Populasi pada penelitian ini adalah seluruh peserta didik 'Sekoper Cinta' tahun 2019 sebanyak 2.700 orang dengan ukuran sampel 270 orang yang diambil menggunakan teknik sampling acak sederhana.
“Pengumpulan data dilakukan di akhir tahun 2020 lalu di lokasi P2WKSS di 27 desa dan kelurahan di 27 kota kabupaten di Jawa Barat,” ungkap Atalia yang juga menjabat sebagai Ketua Umum Sekoper Cinta.
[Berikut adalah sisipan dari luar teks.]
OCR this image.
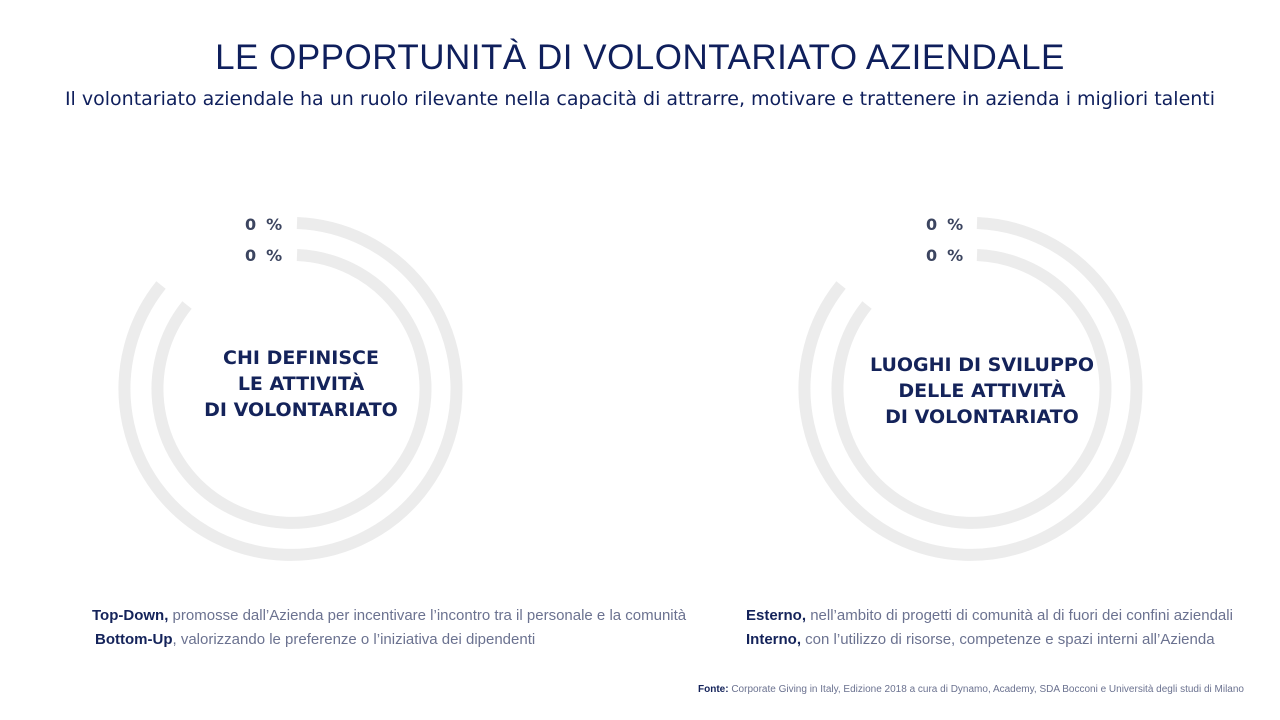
LE OPPORTUNITÀ DI VOLONTARIATO AZIENDALE
Il volontariato aziendale ha un ruolo rilevante nella capacità di attrarre, motivare e trattenere in azienda i migliori talenti
0 %
0 %
0 %
0 %
CHI DEFINISCE
LE ATTIVITÀ
DI VOLONTARIATO
LUOGHI DI SVILUPPO
DELLE ATTIVITÀ
DI VOLONTARIATO
Top-Down, promosse dall’Azienda per incentivare l’incontro tra il personale e la comunità
Bottom-Up, valorizzando le preferenze o l’iniziativa dei dipendenti
Esterno, nell’ambito di progetti di comunità al di fuori dei confini aziendali
Interno, con l’utilizzo di risorse, competenze e spazi interni all’Azienda
Fonte: Corporate Giving in Italy, Edizione 2018 a cura di Dynamo, Academy, SDA Bocconi e Università degli studi di Milano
Pada kesempatan tersebut, Atalia mengatakan bahwa berbagai penelitian terdahulu menunjukkan bahwa pendidikan berperan penting dalam memberdayakan perempuan.
Hal inilah yang mendorongnya untuk lebih jauh meneliti upaya peningkatan pengetahuan dan keterampilan perempuan di Jawa Barat.
“Berkaitan dengan hal tersebut, proses perpindahan pengetahuan dan keterampilan ini tentunya tidak terlepas dari proses komunikasi,” kata Atalia.